I actually bought two T-shirts from a catalog. The one for my older son read, “Just be thankful I’m not a twin,” and the one for my younger son said, “I’m not arguing. I’m just explaining why I’m right.” Let me share a few more that amused me (keeping in mind I have a warped sense of humor).
- If at first you don’t succeed, skydiving is not for you.
- Since there is only one of me, does that make me endangered or a limited edition?
- Don’t grow up. It’s a trap.
- I think senility is going to be a fairly smooth transition for me.
- I do what I want, when I want, where I want! Except I gotta ask my wife . . . one sec
- Exercise? I thought you said EXTRA FRIES.
- Being cremated is my last hope for a smoking hot body.
- I’ve learned so much from my mistakes . . . I’m thinking of making a few more.
- I thought the dryer shrunk my clothes. Turns out it was the refrigerator.
- Sometimes I meet people and I feel bad for their dog.
- Physically I’m here. Mentally I’m in a Galaxy Far Far Away.
- I could be a morning person if morning happened at noon.
- People who wonder if the glass is half empty or half full miss the point. The glass is refillable.
- My doctor asked if anyone in my family suffered from mental illness. I said, “No, we all seem to enjoy it.”

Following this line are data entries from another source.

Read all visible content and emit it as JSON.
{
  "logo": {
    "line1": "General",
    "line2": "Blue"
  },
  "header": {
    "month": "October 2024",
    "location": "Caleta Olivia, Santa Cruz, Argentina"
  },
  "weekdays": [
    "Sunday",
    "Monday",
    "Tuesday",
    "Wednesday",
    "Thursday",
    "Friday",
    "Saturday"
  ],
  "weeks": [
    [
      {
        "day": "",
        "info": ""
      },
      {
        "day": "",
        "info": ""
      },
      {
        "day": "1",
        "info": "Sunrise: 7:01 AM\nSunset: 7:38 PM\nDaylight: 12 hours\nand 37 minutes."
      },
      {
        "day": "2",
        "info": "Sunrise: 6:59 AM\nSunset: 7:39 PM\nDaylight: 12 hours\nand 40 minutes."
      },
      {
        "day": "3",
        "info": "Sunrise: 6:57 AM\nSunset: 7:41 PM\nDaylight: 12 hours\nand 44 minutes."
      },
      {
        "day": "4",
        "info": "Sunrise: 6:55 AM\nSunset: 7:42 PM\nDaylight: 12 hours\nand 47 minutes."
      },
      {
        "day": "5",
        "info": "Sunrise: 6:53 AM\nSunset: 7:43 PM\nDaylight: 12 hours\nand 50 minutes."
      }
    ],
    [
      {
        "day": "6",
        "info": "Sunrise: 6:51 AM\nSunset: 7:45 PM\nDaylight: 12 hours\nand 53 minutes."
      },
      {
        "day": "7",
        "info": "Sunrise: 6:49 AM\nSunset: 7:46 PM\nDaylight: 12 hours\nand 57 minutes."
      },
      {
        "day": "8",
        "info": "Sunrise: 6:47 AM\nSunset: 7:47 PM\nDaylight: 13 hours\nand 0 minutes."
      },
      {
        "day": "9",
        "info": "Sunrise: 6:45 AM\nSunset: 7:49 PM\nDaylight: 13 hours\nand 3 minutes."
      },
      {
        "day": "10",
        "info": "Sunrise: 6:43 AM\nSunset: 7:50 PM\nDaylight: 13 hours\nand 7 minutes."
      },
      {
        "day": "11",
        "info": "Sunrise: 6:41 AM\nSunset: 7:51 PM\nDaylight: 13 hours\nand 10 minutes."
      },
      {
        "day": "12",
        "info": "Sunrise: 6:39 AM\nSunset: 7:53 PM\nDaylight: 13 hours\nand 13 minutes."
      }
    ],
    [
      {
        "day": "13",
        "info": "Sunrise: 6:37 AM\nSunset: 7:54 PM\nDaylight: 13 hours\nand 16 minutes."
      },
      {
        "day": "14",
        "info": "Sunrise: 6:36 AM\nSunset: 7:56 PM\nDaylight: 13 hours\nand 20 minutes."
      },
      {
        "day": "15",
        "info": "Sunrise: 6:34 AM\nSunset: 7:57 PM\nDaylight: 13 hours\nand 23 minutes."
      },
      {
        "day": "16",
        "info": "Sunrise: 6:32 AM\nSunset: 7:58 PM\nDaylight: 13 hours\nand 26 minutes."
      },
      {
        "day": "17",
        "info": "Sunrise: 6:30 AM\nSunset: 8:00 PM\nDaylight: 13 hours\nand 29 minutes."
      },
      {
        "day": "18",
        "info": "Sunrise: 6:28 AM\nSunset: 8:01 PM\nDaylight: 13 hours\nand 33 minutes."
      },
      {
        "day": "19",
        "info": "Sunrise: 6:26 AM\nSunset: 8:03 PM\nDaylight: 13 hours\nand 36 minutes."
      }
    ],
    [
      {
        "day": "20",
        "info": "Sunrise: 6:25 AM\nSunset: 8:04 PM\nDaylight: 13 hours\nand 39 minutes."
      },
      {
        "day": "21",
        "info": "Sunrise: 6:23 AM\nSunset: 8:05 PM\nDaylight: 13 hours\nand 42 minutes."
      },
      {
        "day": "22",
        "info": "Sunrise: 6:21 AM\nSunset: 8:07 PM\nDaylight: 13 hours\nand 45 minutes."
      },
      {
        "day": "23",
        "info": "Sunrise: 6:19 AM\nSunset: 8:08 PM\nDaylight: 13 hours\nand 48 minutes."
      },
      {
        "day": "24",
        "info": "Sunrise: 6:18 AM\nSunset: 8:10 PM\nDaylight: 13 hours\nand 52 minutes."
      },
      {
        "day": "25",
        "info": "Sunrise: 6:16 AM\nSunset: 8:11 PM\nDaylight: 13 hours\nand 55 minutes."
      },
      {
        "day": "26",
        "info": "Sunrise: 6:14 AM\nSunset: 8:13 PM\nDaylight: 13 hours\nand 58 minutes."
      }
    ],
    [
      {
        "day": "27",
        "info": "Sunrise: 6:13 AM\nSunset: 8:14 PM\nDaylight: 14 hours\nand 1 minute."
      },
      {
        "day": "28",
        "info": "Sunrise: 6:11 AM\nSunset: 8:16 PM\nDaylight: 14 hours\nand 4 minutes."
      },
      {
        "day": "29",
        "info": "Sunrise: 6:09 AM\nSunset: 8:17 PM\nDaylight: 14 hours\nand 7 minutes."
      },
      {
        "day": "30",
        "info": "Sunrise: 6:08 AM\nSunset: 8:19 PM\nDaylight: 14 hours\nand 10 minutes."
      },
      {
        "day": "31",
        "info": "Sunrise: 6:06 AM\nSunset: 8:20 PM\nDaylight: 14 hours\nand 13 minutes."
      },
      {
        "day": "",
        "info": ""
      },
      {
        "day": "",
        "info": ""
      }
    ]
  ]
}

- Reality called. I hung up.
- I accidentally went grocery shopping on an empty stomach and now I’m the proud owner of aisle 6.
- I’m going to stop asking, “How dumb can you get?” People seem to be taking it as a challenge.
- My body is a temple. Ancient, crumbling and probably cursed or haunted.
- My husband thinks I’m crazy. But I’m not the one who married me.
- One minute you’re young and fun. The next you’re turning down the car stereo to see better.
- I thought growing old would take longer.
- Common sense is not a gift. It’s a punishment because you have to deal with everyone who doesn’t have it.
- Things only crazy cat ladies do . . . ask one cat where the other one is when you can’t find them.
- I came. I saw. I forgot what I was doing. Retraced my steps. Got lost on the way back. Now I have no idea what’s going on.
- AND MY PERSONAL FAVORITE: I don’t care who dies in the movie as long as the dog lives.
I hope all the hours of my hard research have brought a smile to your face. You are welcome.